La Ville de Menton et le club Soroptimist honorent une ambassadrice de la chirurgie plastique et du féminisme en donnant son nom à l’une de nos rues.

Depuis le 8 mars, la rue « sans nom » s’appelle la rue Suzanne-Noël. Située à l’angle des rues Massena et Albert-1er, cette voie porte désormais le nom d’une pionnière de la chirurgie réparatrice et esthétique qui, au début du XXe siècle, répare, entre autres, la comédienne Sarah Bernhardt suite à un lifting raté pratiqué aux États-Unis.

Au cours des deux conflits mondiaux, Suzanne Noël (née à Laon en 1878, décédée à Paris en 1954 et inhumée au cimetière de Montmartre) participe à l’effort de guerre en opérant les « Gueules cassées » puis en modifiant les visages de résistants et de juifs.

Avant d’intervenir sur les séquelles physiques de déportés à la Libération. Parallèlement, elle développe des techniques de reconstruction qui peuvent s’appliquer à des cas de mutilations sévères, voire à la réduction d’anomalies physiques.
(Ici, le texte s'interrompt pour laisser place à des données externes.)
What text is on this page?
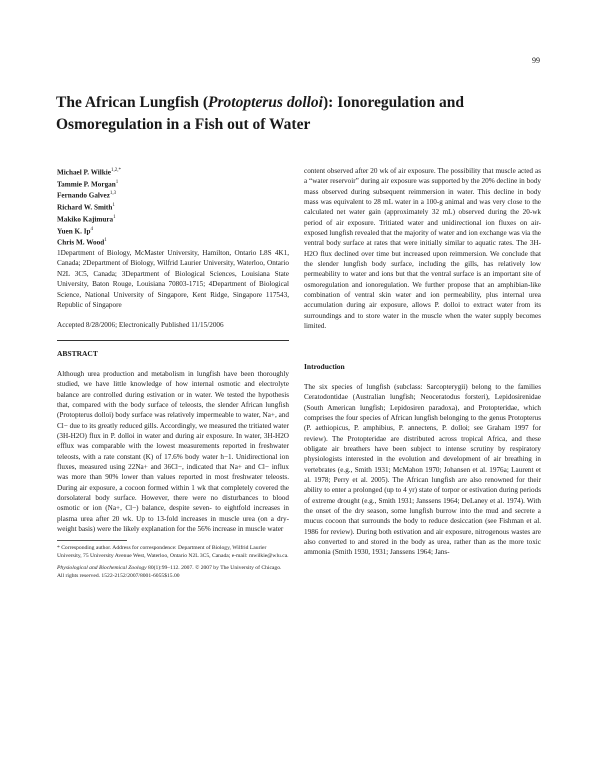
99
The African Lungfish (Protopterus dolloi): Ionoregulation and Osmoregulation in a Fish out of Water
Michael P. Wilkie$^{1,2,*}$
Tammie P. Morgan$^1$
Fernando Galvez$^{1,3}$
Richard W. Smith$^1$
Makiko Kajimura$^1$
Yuen K. Ip$^4$
Chris M. Wood$^1$
1Department of Biology, McMaster University, Hamilton, Ontario L8S 4K1, Canada; 2Department of Biology, Wilfrid Laurier University, Waterloo, Ontario N2L 3C5, Canada; 3Department of Biological Sciences, Louisiana State University, Baton Rouge, Louisiana 70803-1715; 4Department of Biological Science, National University of Singapore, Kent Ridge, Singapore 117543, Republic of Singapore
Accepted 8/28/2006; Electronically Published 11/15/2006
ABSTRACT
Although urea production and metabolism in lungfish have been thoroughly studied, we have little knowledge of how internal osmotic and electrolyte balance are controlled during estivation or in water. We tested the hypothesis that, compared with the body surface of teleosts, the slender African lungfish (Protopterus dolloi) body surface was relatively impermeable to water, Na+, and Cl− due to its greatly reduced gills. Accordingly, we measured the tritiated water (3H-H2O) flux in P. dolloi in water and during air exposure. In water, 3H-H2O efflux was comparable with the lowest measurements reported in freshwater teleosts, with a rate constant (K) of 17.6% body water h−1. Unidirectional ion fluxes, measured using 22Na+ and 36Cl−, indicated that Na+ and Cl− influx was more than 90% lower than values reported in most freshwater teleosts. During air exposure, a cocoon formed within 1 wk that completely covered the dorsolateral body surface. However, there were no disturbances to blood osmotic or ion (Na+, Cl−) balance, despite seven- to eightfold increases in plasma urea after 20 wk. Up to 13-fold increases in muscle urea (on a dry-weight basis) were the likely explanation for the 56% increase in muscle water
* Corresponding author. Address for correspondence: Department of Biology, Wilfrid Laurier University, 75 University Avenue West, Waterloo, Ontario N2L 3C5, Canada; e-mail: mwilkie@wlu.ca.
Physiological and Biochemical Zoology 80(1):99–112. 2007. © 2007 by The University of Chicago. All rights reserved. 1522-2152/2007/8001-6055$15.00
content observed after 20 wk of air exposure. The possibility that muscle acted as a “water reservoir” during air exposure was supported by the 20% decline in body mass observed during subsequent reimmersion in water. This decline in body mass was equivalent to 28 mL water in a 100-g animal and was very close to the calculated net water gain (approximately 32 mL) observed during the 20-wk period of air exposure. Tritiated water and unidirectional ion fluxes on air-exposed lungfish revealed that the majority of water and ion exchange was via the ventral body surface at rates that were initially similar to aquatic rates. The 3H-H2O flux declined over time but increased upon reimmersion. We conclude that the slender lungfish body surface, including the gills, has relatively low permeability to water and ions but that the ventral surface is an important site of osmoregulation and ionoregulation. We further propose that an amphibian-like combination of ventral skin water and ion permeability, plus internal urea accumulation during air exposure, allows P. dolloi to extract water from its surroundings and to store water in the muscle when the water supply becomes limited.
Introduction
The six species of lungfish (subclass: Sarcopterygii) belong to the families Ceratodontidae (Australian lungfish; Neoceratodus forsteri), Lepidosirenidae (South American lungfish; Lepidosiren paradoxa), and Protopteridae, which comprises the four species of African lungfish belonging to the genus Protopterus (P. aethiopicus, P. amphibius, P. annectens, P. dolloi; see Graham 1997 for review). The Protopteridae are distributed across tropical Africa, and these obligate air breathers have been subject to intense scrutiny by respiratory physiologists interested in the evolution and development of air breathing in vertebrates (e.g., Smith 1931; McMahon 1970; Johansen et al. 1976a; Laurent et al. 1978; Perry et al. 2005). The African lungfish are also renowned for their ability to enter a prolonged (up to 4 yr) state of torpor or estivation during periods of extreme drought (e.g., Smith 1931; Janssens 1964; DeLaney et al. 1974). With the onset of the dry season, some lungfish burrow into the mud and secrete a mucus cocoon that surrounds the body to reduce desiccation (see Fishman et al. 1986 for review). During both estivation and air exposure, nitrogenous wastes are also converted to and stored in the body as urea, rather than as the more toxic ammonia (Smith 1930, 1931; Janssens 1964; Jans-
En 1928, elle reçoit la Légion d’honneur et la Reconnaissance de la Nation « pour sa contribution à la notoriété scientifique de la France sur la scène internationale ».

Chirurgien et féministe Impliquée par ailleurs dans la cause des femmes, Suzanne Noël fonde les premiers clubs féminins Soroptimist en France et en Europe dans les années 1920. Après la Seconde Guerre mondiale, elle devient une ambassadrice de la chirurgie plastique et du féminisme sur le plan international.

Lors de ses conférences, elle partage notamment son savoir mais aussi et surtout sa volonté d’émancipation de la femme. Il n’en fallait donc pas plus pour que Jean-Claude Guibal, Maire de Menton, et Nicole Lançon, présidente du Soroptimist mentonnais, lui rendent hommage en dévoilant la plaque de la rue Suzanne-Noël lors de la Journée internationale des droits de la femme.